Danuta Sierhuis has made history. She is one of the first students to graduate from Carleton with an MA and a specialization in Digital Humanities.

As digital humanities have exploded around the globe over the past couple of years, Carleton launched this new collaborative specialization to help students rethink how the digital world is opening up a variety of new possibilities for the humanities.

Sierhuis has decided to pursue a career in museum education and community outreach so she wanted to explore how social media and digital technologies affect museum visitors, curators and artistic practice.

“I learned about the importance of digitizing museum and archival collections, different social media strategies that museums use to connect with their audiences, how to create 3D models of artifacts to make collections more accessible and also how augmented reality can make learning history more fun, and more” says Sierhuis.

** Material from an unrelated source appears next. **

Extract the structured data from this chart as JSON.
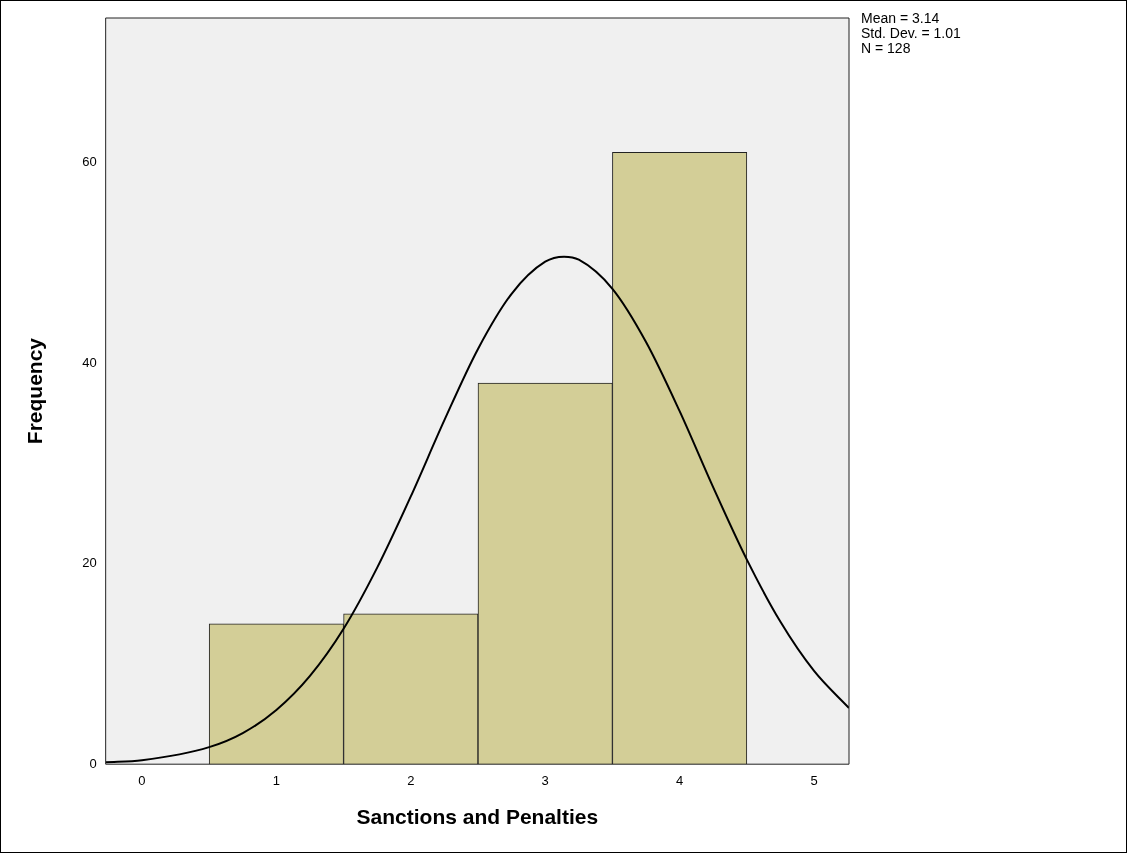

She says the highlight of the program was the practicum. “I was given the opportunity to curate an online exhibition on the W. McAllister Johnson collection of rare books at Archives and Research Collections in the Carleton University Library, which challenged me to create a dynamic website and to display text creatively online,” says the new alumna.

You can see that exhibition by clicking here.

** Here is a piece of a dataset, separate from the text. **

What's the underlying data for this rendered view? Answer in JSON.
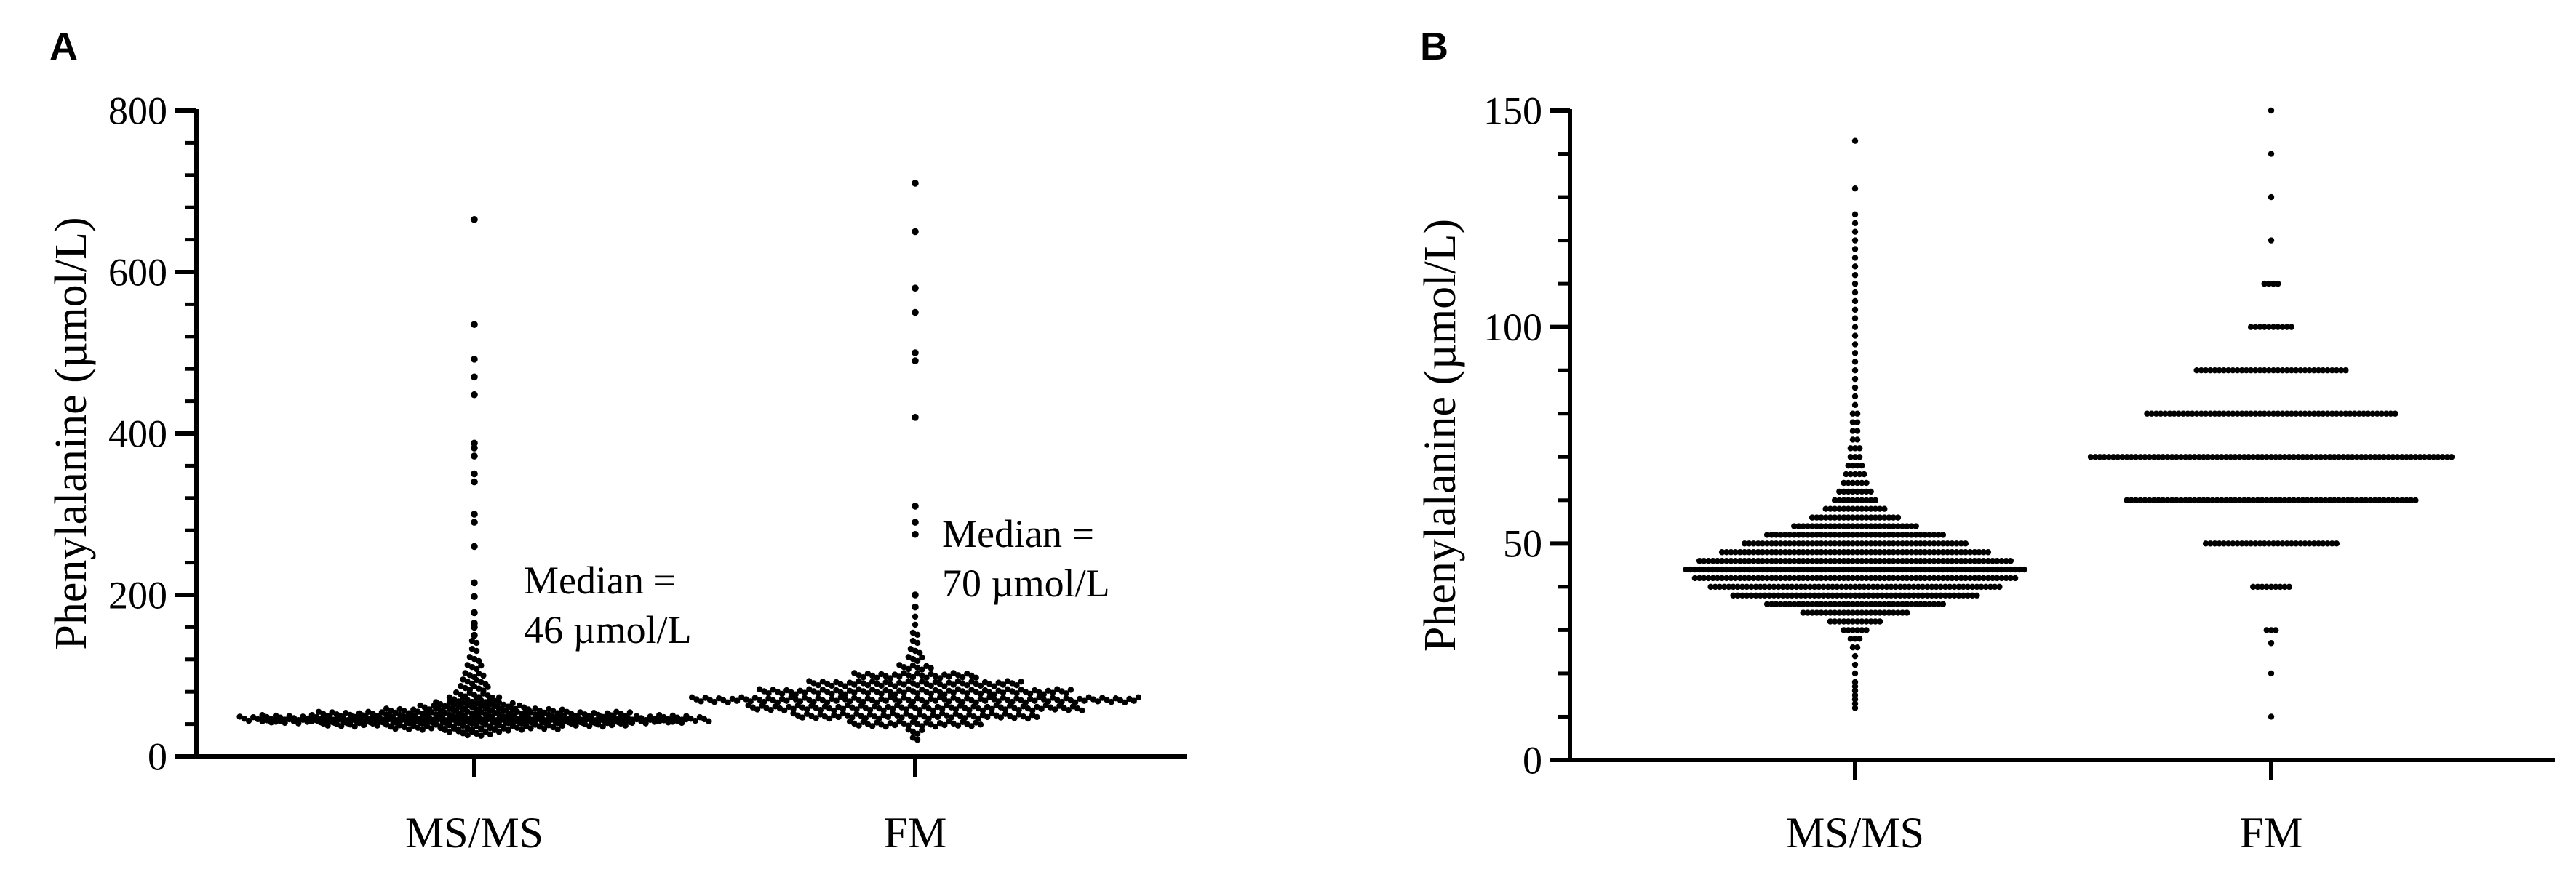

Sierhuis’s research focused on the intersections of digital/internet art, curatorial practice and the challenges of exhibiting such ephemeral artworks in a museum space. She explored how internet art challenges traditional curatorial practice with regards to categorization, preservation, and how these artworks are changing the way the museum works in order to display them. Ultimately, she found that curators need to rethink their practices in order to effectively exhibit digital art and that there appears to be more collaboration between museum departments and curators.

Sierhuis says another highlight of the program for her was that it is so interdisciplinary. “Students in the program come from such varied educational backgrounds and interests that it challenges you to think about your own discipline and Digital Humanities differently. This also promotes the idea of collaboration between disciplines, which is a core element of DH.”

The Digital Humanities specialization is offered by 12 different master’s programs at Carleton.

Sierhuis graduated with an MA in Art History and a Specialization in Digital Humanities during the Spring 2014 Convocation.